“God is not a Republican. Or a Democrat.” This is a “catch phrase” that Jim Wallis and the Sojourner community have been using for many years. And certainly it is a correct assessment of the political situation in the U.S.
But does God not care what policies the parties and their representatives promote? Is one party as good as the other in God’s eyes? And does it make no difference who Christians, or other people of faith, vote for?
Just before the election, some Christians were saying, “God is sovereign; no matter the outcome of the election, God is in control.” That, too, is doubtlessly true. But does that mean it makes no difference who (or which party) wins the elections—or that God causes the candidates/party God wishes to be in office to be victorious?
In his concession speech, Todd Akin, the beleaguered Senate candidate from Missouri, declared that “it’s particularly appropriate to thank God. He makes no mistakes and . . . is much wiser than we are. So I say, to God alone be the honor and the glory regardless of how He decides to organize history.”
Since Mr. Akin is a Calvinist, we can understand how he might think that the elections turned out in accordance with God’s sovereign will. But probably most of us who are not Calvinists are more likely to believe that the election results had far more to do with the free choice of the people who voted than by the sovereign “manipulation” of God.
(It is also quite likely that Mr. Akin lost his Senate race because of strongly negative voter reaction to his beliefs and statements rather than because of God causing his defeat.)
“Neither party is going to bring in the Kingdom of God,” someone wrote just before the election. I am sure that that also is an accurate statement. Any and all talk of human effort “bringing in” or “realizing” the Kingdom of God is erroneous.
And yet, Jesus surely meant it when he told his followers to pray, “Thy Kingdom come, Thy will be done, on earth as it is in heaven.” The Kingdom of God is not just about a glorious future beyond human history. It is about God’s will being done, however incompletely or inadequately, in the here and now.

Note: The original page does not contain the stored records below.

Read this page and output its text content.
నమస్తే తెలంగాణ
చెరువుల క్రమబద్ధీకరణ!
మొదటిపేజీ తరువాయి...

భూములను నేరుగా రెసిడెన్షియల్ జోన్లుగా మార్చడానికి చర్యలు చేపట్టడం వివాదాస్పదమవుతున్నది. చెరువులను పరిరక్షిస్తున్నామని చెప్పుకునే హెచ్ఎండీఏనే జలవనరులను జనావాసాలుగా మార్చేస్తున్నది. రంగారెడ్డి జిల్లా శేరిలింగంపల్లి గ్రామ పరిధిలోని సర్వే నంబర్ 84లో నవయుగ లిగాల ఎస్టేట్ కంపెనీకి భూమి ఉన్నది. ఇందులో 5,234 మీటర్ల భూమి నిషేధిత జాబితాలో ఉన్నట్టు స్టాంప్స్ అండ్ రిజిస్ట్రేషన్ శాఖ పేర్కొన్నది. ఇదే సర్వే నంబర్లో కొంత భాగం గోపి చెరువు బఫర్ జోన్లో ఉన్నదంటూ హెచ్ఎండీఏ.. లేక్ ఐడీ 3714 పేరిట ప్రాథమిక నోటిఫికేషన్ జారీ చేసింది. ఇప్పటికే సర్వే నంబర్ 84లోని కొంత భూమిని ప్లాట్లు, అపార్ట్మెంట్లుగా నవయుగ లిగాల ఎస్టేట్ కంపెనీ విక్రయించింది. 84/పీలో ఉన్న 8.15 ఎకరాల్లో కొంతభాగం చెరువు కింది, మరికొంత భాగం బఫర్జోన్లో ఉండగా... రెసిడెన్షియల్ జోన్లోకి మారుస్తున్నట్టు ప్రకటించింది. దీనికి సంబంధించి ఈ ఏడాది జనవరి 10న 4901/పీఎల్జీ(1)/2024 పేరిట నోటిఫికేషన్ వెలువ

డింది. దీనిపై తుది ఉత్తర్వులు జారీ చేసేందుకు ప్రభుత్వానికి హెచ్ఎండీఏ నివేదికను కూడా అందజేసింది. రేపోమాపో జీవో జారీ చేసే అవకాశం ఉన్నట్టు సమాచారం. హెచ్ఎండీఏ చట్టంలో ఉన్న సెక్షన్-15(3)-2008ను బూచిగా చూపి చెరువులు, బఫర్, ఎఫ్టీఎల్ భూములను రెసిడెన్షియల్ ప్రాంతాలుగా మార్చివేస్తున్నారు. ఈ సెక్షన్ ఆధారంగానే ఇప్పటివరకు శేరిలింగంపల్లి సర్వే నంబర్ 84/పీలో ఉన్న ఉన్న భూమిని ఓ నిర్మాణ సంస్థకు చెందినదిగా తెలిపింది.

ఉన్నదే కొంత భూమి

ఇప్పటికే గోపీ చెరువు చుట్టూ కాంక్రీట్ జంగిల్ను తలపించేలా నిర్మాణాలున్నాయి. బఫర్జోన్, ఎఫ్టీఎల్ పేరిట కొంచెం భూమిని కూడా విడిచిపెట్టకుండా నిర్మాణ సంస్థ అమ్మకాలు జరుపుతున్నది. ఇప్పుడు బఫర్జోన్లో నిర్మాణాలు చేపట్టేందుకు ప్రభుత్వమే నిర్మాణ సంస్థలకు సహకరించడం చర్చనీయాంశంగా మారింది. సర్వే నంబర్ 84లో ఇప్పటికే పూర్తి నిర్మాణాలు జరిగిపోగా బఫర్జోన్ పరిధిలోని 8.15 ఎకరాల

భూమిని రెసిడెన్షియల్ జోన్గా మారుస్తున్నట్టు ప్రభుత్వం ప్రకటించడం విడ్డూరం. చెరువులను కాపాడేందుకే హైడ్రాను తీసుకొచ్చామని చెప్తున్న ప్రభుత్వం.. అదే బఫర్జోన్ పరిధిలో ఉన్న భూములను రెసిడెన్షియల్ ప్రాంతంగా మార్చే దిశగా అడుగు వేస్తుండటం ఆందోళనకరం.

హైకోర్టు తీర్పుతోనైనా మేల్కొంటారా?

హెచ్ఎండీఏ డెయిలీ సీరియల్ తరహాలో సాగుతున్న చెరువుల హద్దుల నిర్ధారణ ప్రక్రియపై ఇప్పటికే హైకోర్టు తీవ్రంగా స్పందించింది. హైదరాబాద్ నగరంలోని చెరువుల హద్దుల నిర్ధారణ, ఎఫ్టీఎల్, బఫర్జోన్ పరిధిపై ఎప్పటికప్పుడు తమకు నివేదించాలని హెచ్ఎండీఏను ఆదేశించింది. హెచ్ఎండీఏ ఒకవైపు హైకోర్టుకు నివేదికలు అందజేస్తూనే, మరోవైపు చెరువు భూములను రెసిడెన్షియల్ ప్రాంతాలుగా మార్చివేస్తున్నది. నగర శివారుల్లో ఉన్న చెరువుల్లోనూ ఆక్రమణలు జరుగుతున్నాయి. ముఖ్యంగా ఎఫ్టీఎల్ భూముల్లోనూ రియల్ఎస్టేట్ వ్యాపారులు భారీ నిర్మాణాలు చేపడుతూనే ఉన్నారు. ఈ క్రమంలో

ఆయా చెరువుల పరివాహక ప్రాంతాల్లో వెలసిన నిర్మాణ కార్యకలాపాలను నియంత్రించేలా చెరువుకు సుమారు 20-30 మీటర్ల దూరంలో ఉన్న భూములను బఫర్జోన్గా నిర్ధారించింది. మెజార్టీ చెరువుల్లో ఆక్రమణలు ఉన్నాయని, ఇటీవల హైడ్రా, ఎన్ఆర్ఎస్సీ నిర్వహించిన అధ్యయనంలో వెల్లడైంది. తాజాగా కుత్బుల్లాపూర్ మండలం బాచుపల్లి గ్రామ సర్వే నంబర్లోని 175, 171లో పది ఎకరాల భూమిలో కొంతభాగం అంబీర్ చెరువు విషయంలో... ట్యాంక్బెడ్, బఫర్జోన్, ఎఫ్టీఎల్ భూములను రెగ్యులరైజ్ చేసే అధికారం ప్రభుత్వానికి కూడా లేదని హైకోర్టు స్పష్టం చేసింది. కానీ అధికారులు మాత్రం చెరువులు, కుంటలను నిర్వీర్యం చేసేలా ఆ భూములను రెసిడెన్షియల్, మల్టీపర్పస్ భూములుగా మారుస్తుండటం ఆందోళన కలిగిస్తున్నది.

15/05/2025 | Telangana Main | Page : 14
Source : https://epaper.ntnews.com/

Thus, I have serious questions about a statement posted recently on an Anabaptist blog: “Neither party is nearer the Kingdom of [God] than the other.”

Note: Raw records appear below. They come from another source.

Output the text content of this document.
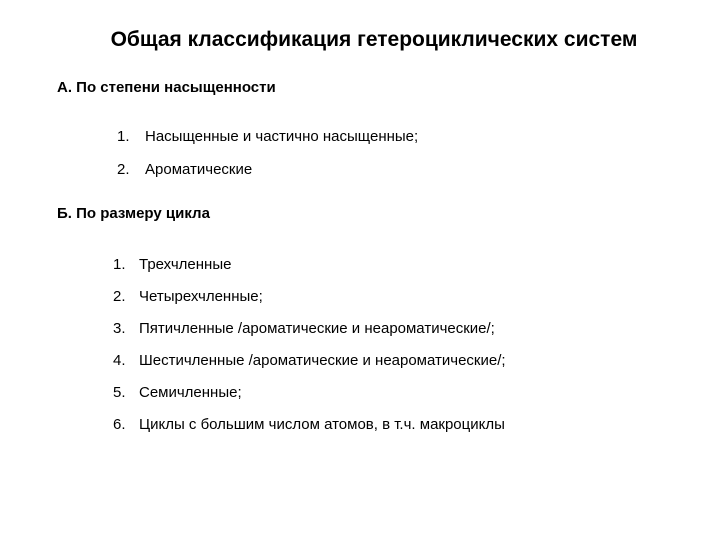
Общая классификация гетероциклических систем
А. По степени насыщенности
1. Насыщенные и частично насыщенные;
2. Ароматические
Б. По размеру цикла
1. Трехчленные
2. Четырехчленные;
3. Пятичленные /ароматические и неароматические/;
4. Шестичленные /ароматические и неароматические/;
5. Семичленные;
6. Циклы с большим числом атомов, в т.ч. макроциклы
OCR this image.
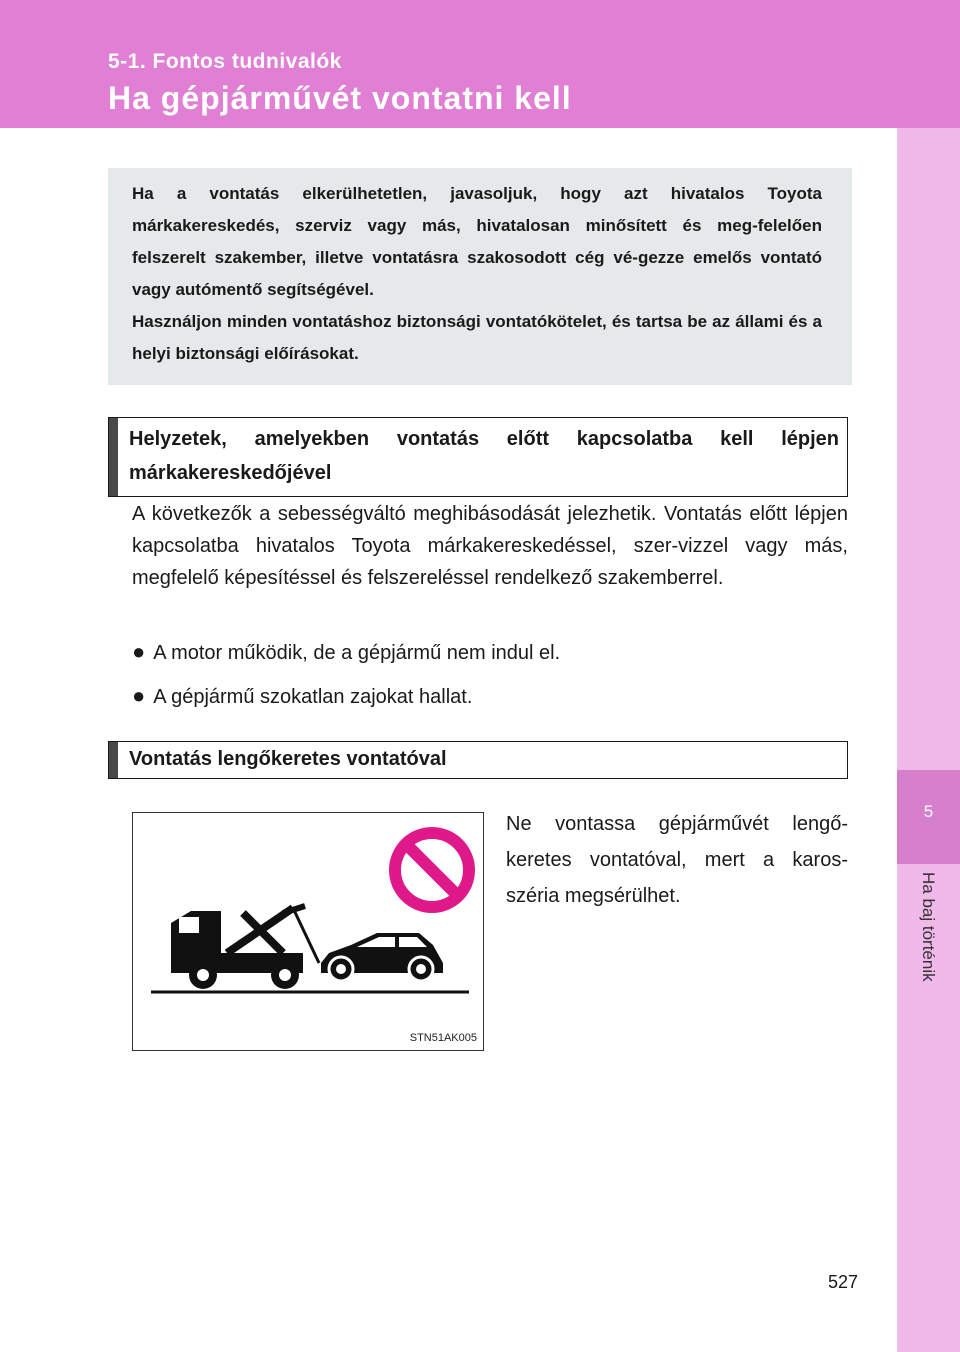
5-1. Fontos tudnivalók
Ha gépjárművét vontatni kell
5
Ha baj történik

Ha a vontatás elkerülhetetlen, javasoljuk, hogy azt hivatalos Toyota márkakereskedés, szerviz vagy más, hivatalosan minősített és meg-felelően felszerelt szakember, illetve vontatásra szakosodott cég vé-gezze emelős vontató vagy autómentő segítségével.

Használjon minden vontatáshoz biztonsági vontatókötelet, és tartsa be az állami és a helyi biztonsági előírásokat.

Helyzetek, amelyekben vontatás előtt kapcsolatba kell lépjen márkakereskedőjével

A következők a sebességváltó meghibásodását jelezhetik. Vontatás előtt lépjen kapcsolatba hivatalos Toyota márkakereskedéssel, szer-vizzel vagy más, megfelelő képesítéssel és felszereléssel rendelkező szakemberrel.

● A motor működik, de a gépjármű nem indul el.
● A gépjármű szokatlan zajokat hallat.
Vontatás lengőkeretes vontatóval
STN51AK005

Ne vontassa gépjárművét lengő-keretes vontatóval, mert a karos-széria megsérülhet.

527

Since there is considerable difference between the party platforms, though, isn’t one is more nearly in keeping with what God wants (the “dream of God”) than the other?

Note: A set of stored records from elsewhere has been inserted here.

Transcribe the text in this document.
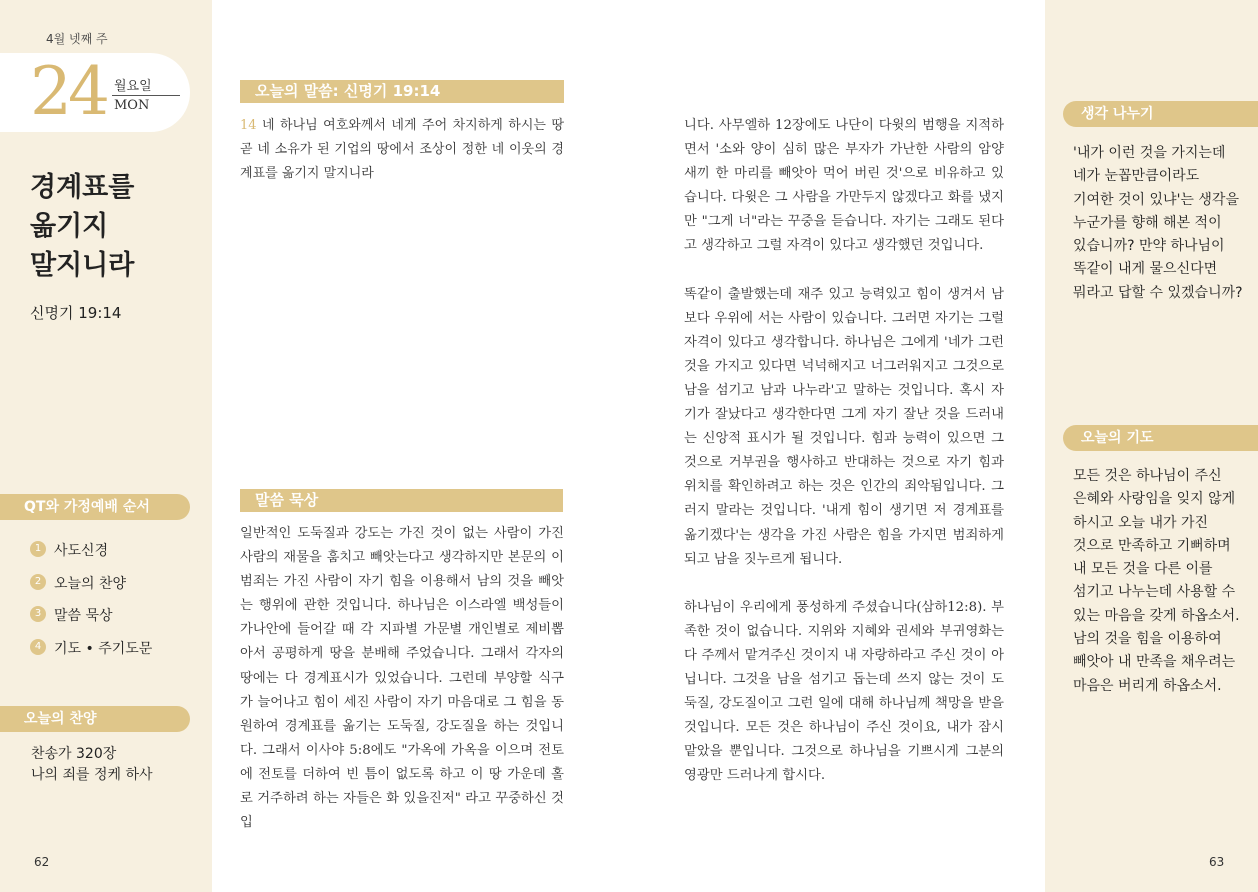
4월 넷째 주
24 월요일
MON
경계표를
옮기지
말지니라
신명기 19:14
QT와 가정예배 순서
1 사도신경
2 오늘의 찬양
3 말씀 묵상
4 기도 • 주기도문
오늘의 찬양
찬송가 320장
나의 죄를 정케 하사
62
오늘의 말씀: 신명기 19:14
14 네 하나님 여호와께서 네게 주어 차지하게 하시는 땅 곧 네 소유가 된 기업의 땅에서 조상이 정한 네 이웃의 경계표를 옮기지 말지니라
말씀 묵상

일반적인 도둑질과 강도는 가진 것이 없는 사람이 가진 사람의 재물을 훔치고 빼앗는다고 생각하지만 본문의 이 범죄는 가진 사람이 자기 힘을 이용해서 남의 것을 빼앗는 행위에 관한 것입니다. 하나님은 이스라엘 백성들이 가나안에 들어갈 때 각 지파별 가문별 개인별로 제비뽑아서 공평하게 땅을 분배해 주었습니다. 그래서 각자의 땅에는 다 경계표시가 있었습니다. 그런데 부양할 식구가 늘어나고 힘이 세진 사람이 자기 마음대로 그 힘을 동원하여 경계표를 옮기는 도둑질, 강도질을 하는 것입니다. 그래서 이사야 5:8에도 "가옥에 가옥을 이으며 전토에 전토를 더하여 빈 틈이 없도록 하고 이 땅 가운데 홀로 거주하려 하는 자들은 화 있을진저" 라고 꾸중하신 것입

니다. 사무엘하 12장에도 나단이 다윗의 범행을 지적하면서 '소와 양이 심히 많은 부자가 가난한 사람의 암양 새끼 한 마리를 빼앗아 먹어 버린 것'으로 비유하고 있습니다. 다윗은 그 사람을 가만두지 않겠다고 화를 냈지만 "그게 너"라는 꾸중을 듣습니다. 자기는 그래도 된다고 생각하고 그럴 자격이 있다고 생각했던 것입니다.

똑같이 출발했는데 재주 있고 능력있고 힘이 생겨서 남보다 우위에 서는 사람이 있습니다. 그러면 자기는 그럴 자격이 있다고 생각합니다. 하나님은 그에게 '네가 그런 것을 가지고 있다면 넉넉해지고 너그러워지고 그것으로 남을 섬기고 남과 나누라'고 말하는 것입니다. 혹시 자기가 잘났다고 생각한다면 그게 자기 잘난 것을 드러내는 신앙적 표시가 될 것입니다. 힘과 능력이 있으면 그것으로 거부권을 행사하고 반대하는 것으로 자기 힘과 위치를 확인하려고 하는 것은 인간의 죄악됨입니다. 그러지 말라는 것입니다. '내게 힘이 생기면 저 경계표를 옮기겠다'는 생각을 가진 사람은 힘을 가지면 범죄하게 되고 남을 짓누르게 됩니다.

하나님이 우리에게 풍성하게 주셨습니다(삼하12:8). 부족한 것이 없습니다. 지위와 지혜와 권세와 부귀영화는 다 주께서 맡겨주신 것이지 내 자랑하라고 주신 것이 아닙니다. 그것을 남을 섬기고 돕는데 쓰지 않는 것이 도둑질, 강도질이고 그런 일에 대해 하나님께 책망을 받을 것입니다. 모든 것은 하나님이 주신 것이요, 내가 잠시 맡았을 뿐입니다. 그것으로 하나님을 기쁘시게 그분의 영광만 드러나게 합시다.

생각 나누기
'내가 이런 것을 가지는데
네가 눈꼽만큼이라도
기여한 것이 있냐'는 생각을
누군가를 향해 해본 적이
있습니까? 만약 하나님이
똑같이 내게 물으신다면
뭐라고 답할 수 있겠습니까?
오늘의 기도
모든 것은 하나님이 주신
은혜와 사랑임을 잊지 않게
하시고 오늘 내가 가진
것으로 만족하고 기뻐하며
내 모든 것을 다른 이를
섬기고 나누는데 사용할 수
있는 마음을 갖게 하옵소서.
남의 것을 힘을 이용하여
빼앗아 내 만족을 채우려는
마음은 버리게 하옵소서.
63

In my judgment, which may or may not be accurate, I believe that the current Democratic platform better represents Kingdom values. So I voted for the Democrats on the national ticket not because they were Democrats, but because I believe their policies are more consistent with my understanding of the Kingdom of God.
Just one example: In the Kingdom of God surely the health needs of all persons will be taken care of. Even though there are some problems with it, I believe that what has derisively been dubbed “Obamacare” is a move in the right direction. Mr. Romney said he would repeal Obamacare his first day in office (which, of course, he couldn’t have done).
Although it is just one of many I could give, this is an example of how for me, and no doubt for many others, God (and God’s Kingdom) was related to the November 6 election.